The College is analyzing the proposed rule and communicating with CMS representatives about alternative approaches that would restore pathology payments. The proposed changes would cause current Medicare payment for pathology services to flow out to other specialties for their services, because physician fee schedule changes are subject to budget neutrality adjustments across all specialties.
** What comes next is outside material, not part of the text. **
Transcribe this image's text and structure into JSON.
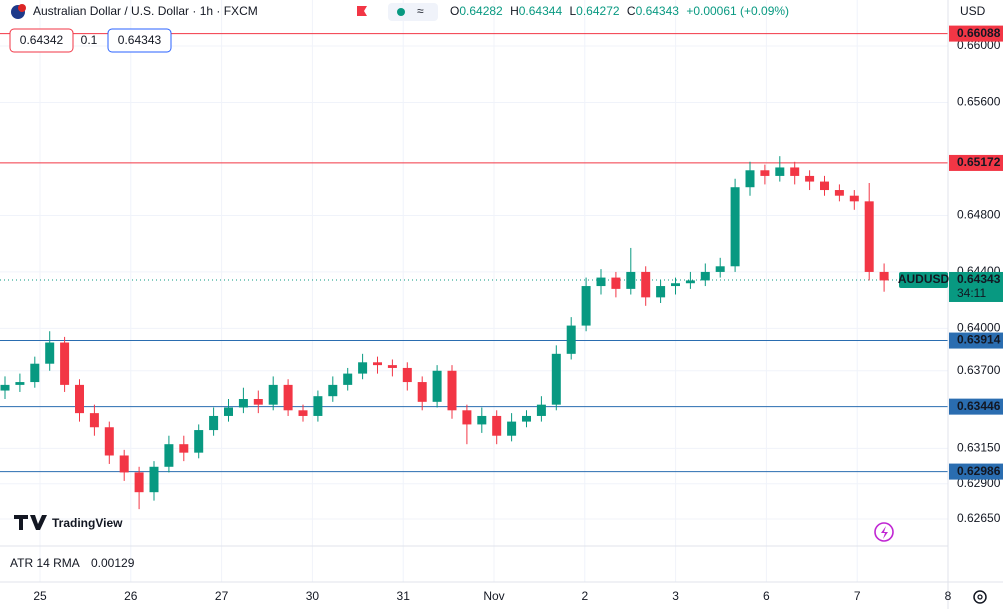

"Any CAP alternative proposal would need to ensure that the result does not inadvertently shift relative value, and thus payment, from pa-thol-ogy PCs to pathology TCs, and thus not benefit the specialty overall," says Mark S. Synovec, MD, chair of the CAP Professional and Economic Affairs Committee that analyzes the annual changes to the fee schedule. "This is not a PC-TC issue, and we don’t want to make it one," he says.

In other changes, the proposed rule also would establish a new code for billing bone marrow aspirations and biopsies performed on the same date of service through the same incision. Now, Medicare will not pay for both services when billed by the same physician. The agency proposes a relative value of 4.92 when the service is provided outside of a hospital and 2.20 when provided inside the hospital. Proposed 2003 relative values for the two separate services when not provided through the same incision on the same day are 5.70 for the aspiration and 6.11 for the biopsy when provided outside the hospital. When provided inside the hospital, the values are 1.54 for the aspiration and 1.95 for the biopsy.

Says Dr. Synovec, "The College opposed the Medicare Correct Coding Initiative edit that eliminated payment for both bone marrow services by the same physician, but CMS advisors who feel that economies are present refused to routinely pay for both services." Now the agency is proposing a compromise solution, a Medicare alphanumeric code that would allow some extra payment for the combined service. The proposal is based on the idea that the typical case involves aspiration and biopsy through the same incision.

"The committee is looking at the proposal and will communicate with the hematology and oncology organizations to learn their thinking before making recommendations to the CAP on how to respond," Dr. Synovec says.

The Medicare physician fee schedule proposed rule is on the CAP Web site,, under Advocacy, From the Government. Appendix B toward the end of the document includes the proposed relative values for all pathology services subject to the fee schedule. Comments on the proposals are due Aug. 27; the final rule is scheduled for publication in early November.

Carl Graziano is CAP manager of government communications.